LPA

Selasa, 08 November 2011

Merosotnya Peringkat Kualitas Hidup

MEROSOTNYA peringkat kualitas hidup penduduk Indonesia menunjukkan ada yang salah dalam pengelolaan negeri ini. Setidaknya kita kalah cepat dibanding kemajuan negara lain, termasuk negara tetangga. Padahal anggaran pendidikan dan kesehatan telah dinaikkan berkali lipat. Penggunaan anggaran yang kurang efektif dan merajalelanya korupsi membuat lamban perbaikan kualitas hidup rakyat.
Dalam daftar indeks pembangunan manusia terbaru yang dilansir United Nations Development Program (UNDP), Indonesia berada pada peringkat ke-124 di antara 187 negara yang disurvei. Ini berarti merosot dari posisi tahun lalu, yang berada di urutan ke-108 dari total 169 negara.
Indonesia kedodoran dibanding negara-negara ASEAN lainnya.
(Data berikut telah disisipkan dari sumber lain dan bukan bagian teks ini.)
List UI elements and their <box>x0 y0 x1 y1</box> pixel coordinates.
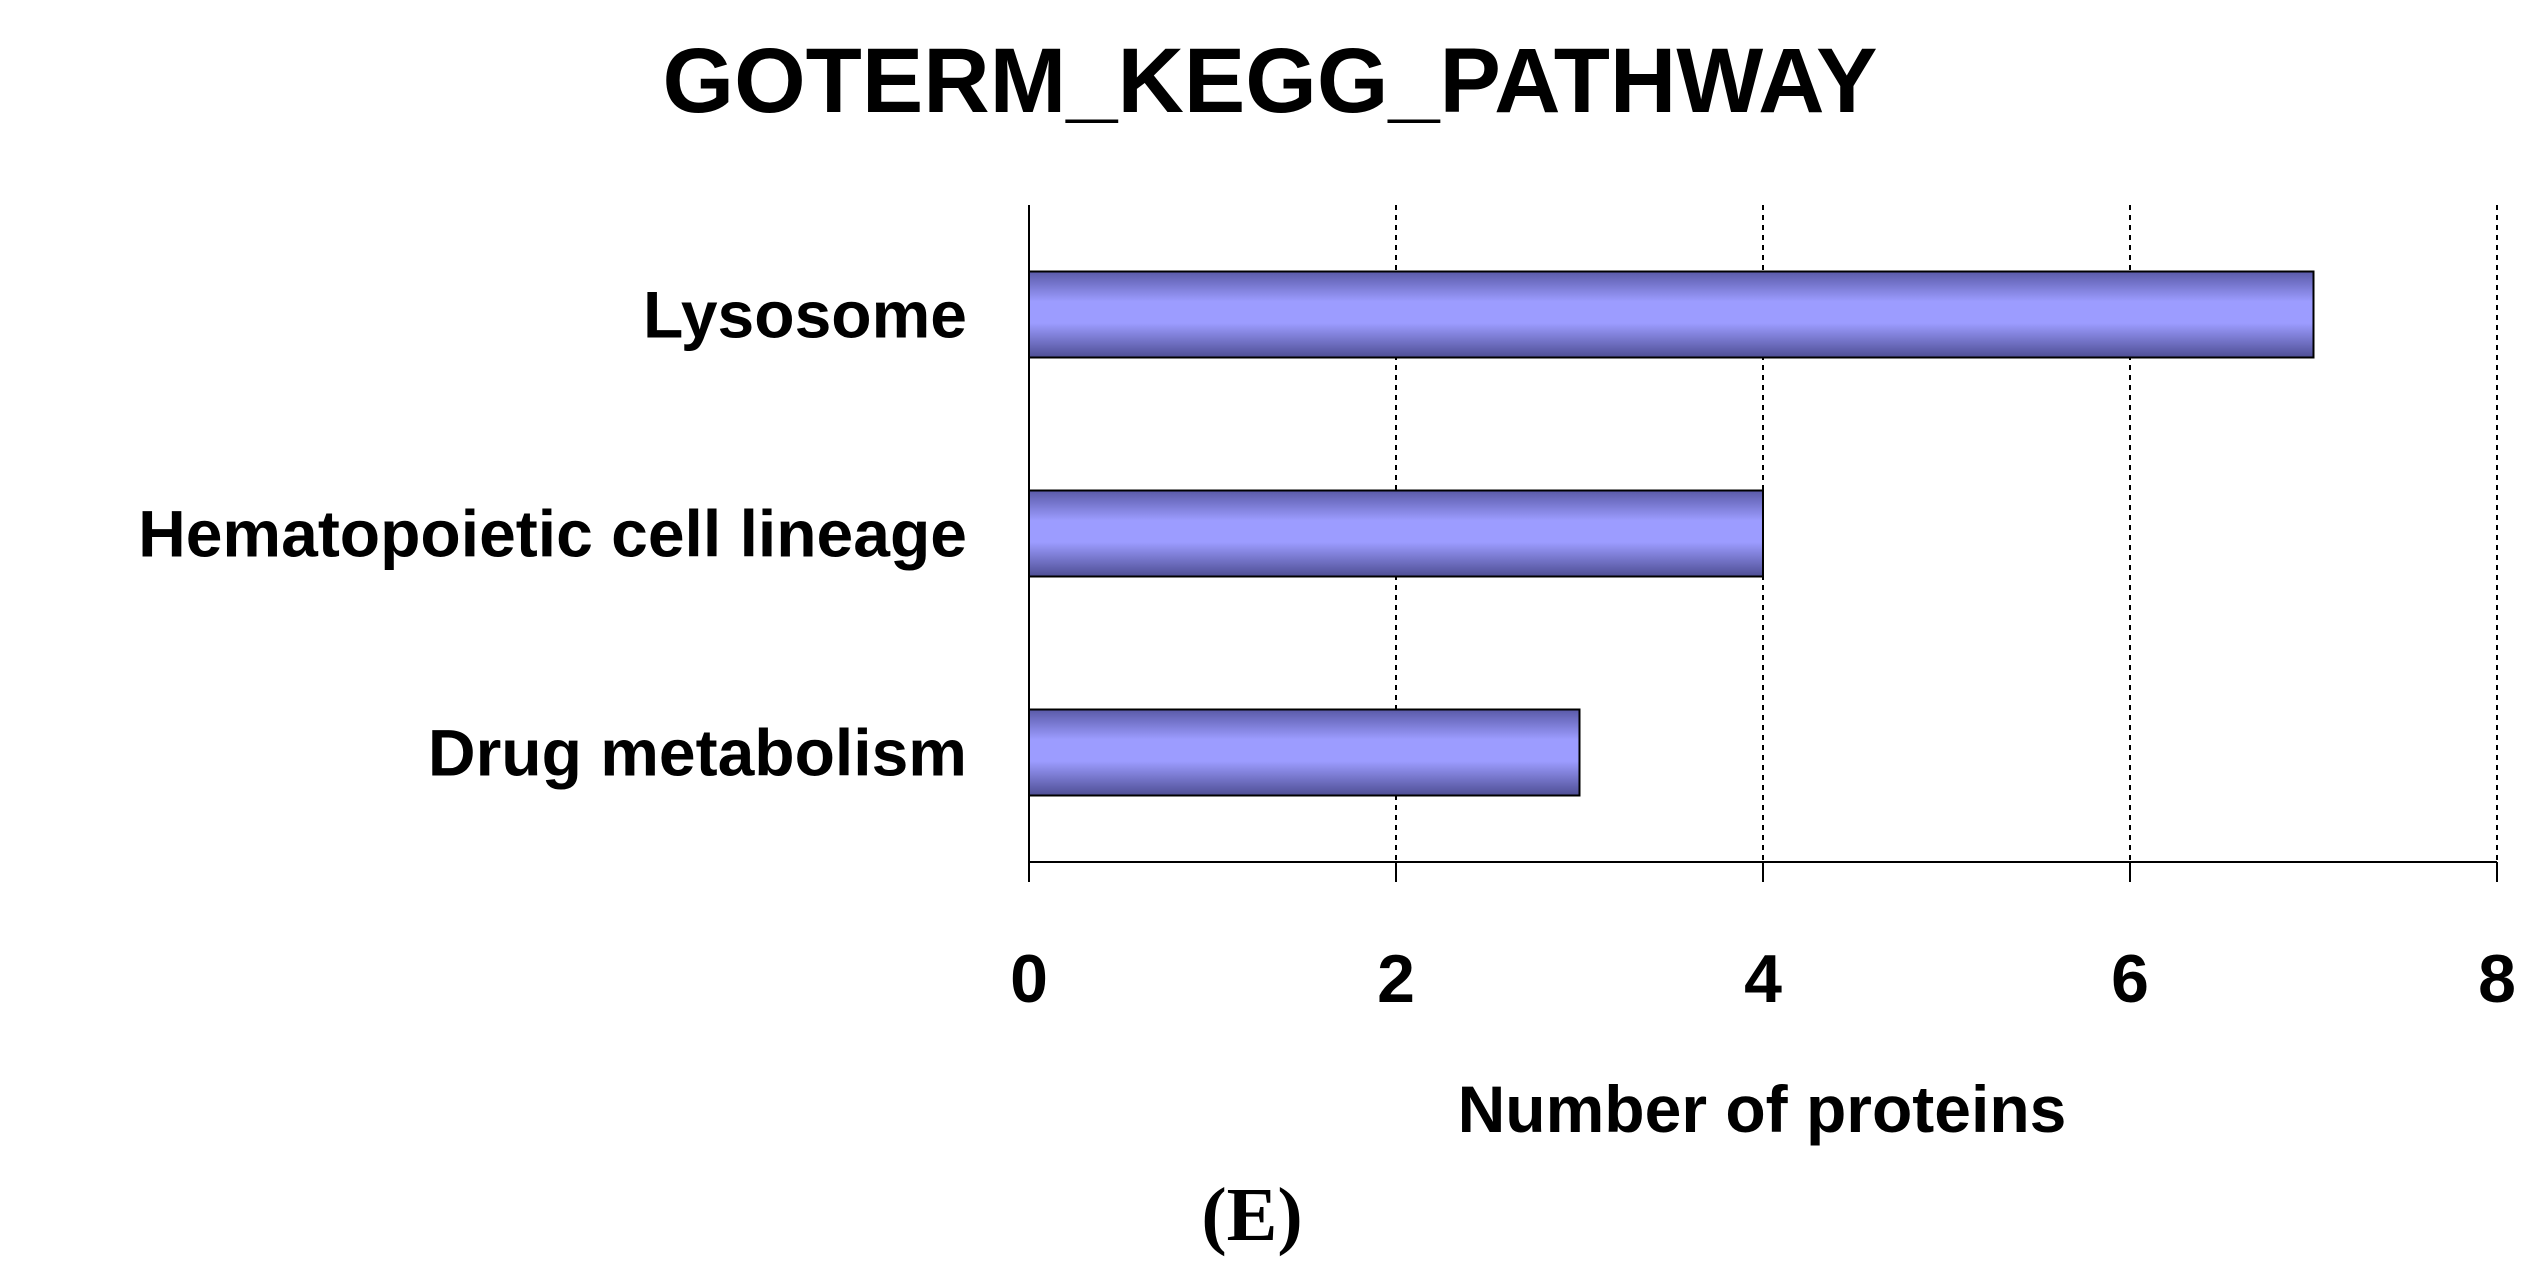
category-labels: Lysosome Hematopoietic cell lineage Drug m… <box>138 278 967 790</box>
x-tick-label: 8 <box>2478 941 2516 1017</box>
panel-label: (E) <box>1201 1173 1302 1257</box>
x-tick-label: 2 <box>1377 941 1415 1017</box>
category-label: Hematopoietic cell lineage <box>138 497 967 571</box>
tick-labels: 0 2 4 6 8 <box>1010 941 2516 1017</box>
x-tick-label: 6 <box>2111 941 2149 1017</box>
bar <box>1028 270 2315 359</box>
bar <box>1028 489 1764 578</box>
category-label: Lysosome <box>643 278 967 352</box>
bar <box>1028 708 1581 797</box>
x-tick-label: 4 <box>1744 941 1782 1017</box>
x-axis-label: Number of proteins <box>1458 1072 2067 1146</box>
x-tick-label: 0 <box>1010 941 1048 1017</box>
chart-title: GOTERM_KEGG_PATHWAY <box>663 30 1878 132</box>
bars <box>1028 270 2315 797</box>
category-label: Drug metabolism <box>428 716 967 790</box>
Negeri ini hanya menempati urutan keenam di bawah negara tetangga, seperti Singapura, yang berada di posisi ke-26, Brunei (ke-33), Malaysia (ke-61), Thailand (ke-103), dan Filipina (ke-112). Posisi negara kita hanya lebih baik ketimbang Laos, Kamboja, dan Myanmar, yang perekonomiannya jauh tertinggal.
Kenyataan itu jelas memprihatinkan. Sebab, Human Development Index, yang dikembangkan oleh pemenang Nobel asal India, Amartya Sen, dan ekonom Pakistan, Mahbub ul-Haq, mengukur sejauh mana pembangunan ekonomi bermanfaat bagi kemajuan manusianya. Karena itulah, indeks ini tidak hanya didasarkan pada pengukuran standar hidup seperti biasa digambarkan dengan indikator pendapatan per kapita, tapi juga pada pencapaian tingkat pendidikan dan kesehatan masyarakat.
Secara umum harus diakui, tren indeks pembangunan manusia Indonesia terus membaik selama tiga dekade terakhir. Namun peringkat yang merosot menunjukkan laju perbaikan di negara-negara lain berjalan lebih cepat. Perhatian khususnya perlu diarahkan pada indikator pendidikan. Dalam laporan itu disebutkan, lama bersekolah penduduk Indonesia rata-rata hanya 5,8 tahun. Ini sungguh ironis, mengingat anggaran pendidikan telah dinaikkan dua kali lipat menjadi seperlima dari total belanja negara. Nilainya tahun ini mencapai lebih dari Rp 270 triliun.
Realitas menunjukkan anggaran yang segunung itu kerap diselewengkan sehingga tidak semuanya dinikmati masyarakat. Sungguh banyak kasus korupsi yang terjadi dalam penggunaan anggaran pendidikan. Tak jarang pula, dana itu tersalurkan secara penuh namun tidak tepat sasaran. Akibatnya, hingga kini banyak rakyat masih kesulitan mengenyam pendidikan gratis seperti dicanangkan pemerintah.
Jika bangsa ini ingin maju, petiklah pelajaran dari Cina. Negeri Panda itu kini berjaya karena sejak lama membangun sumber daya manusianya. Pada 1870, tingkat melek huruf penduduk dewasa di Cina mencapai 21 persen, jauh di atas Asia Selatan dan Afrika (masing-masing 3 persen), juga Amerika Latin (15 persen). Dua dekade silam, lama bersekolah penduduk Cina pun sudah mencapai 5,2 tahun, lebih tinggi daripada India (3,7 tahun) atau negara berkembang Asia lainnya (3,5 tahun).
Dengan bermodalkan manusia unggul, ditambah sikap tegas pemerintahnya terhadap kejahatan korupsi, Cina melaju kencang. Negara yang di masa lalu pendapatan per kapitanya masih setara dengan Bangladesh, India, Pakistan, dan Vietnam, serta lebih miskin dari Indonesia, Filipina , dan Thailand, itu kini menjelma menjadi raksasa ekonomi dunia.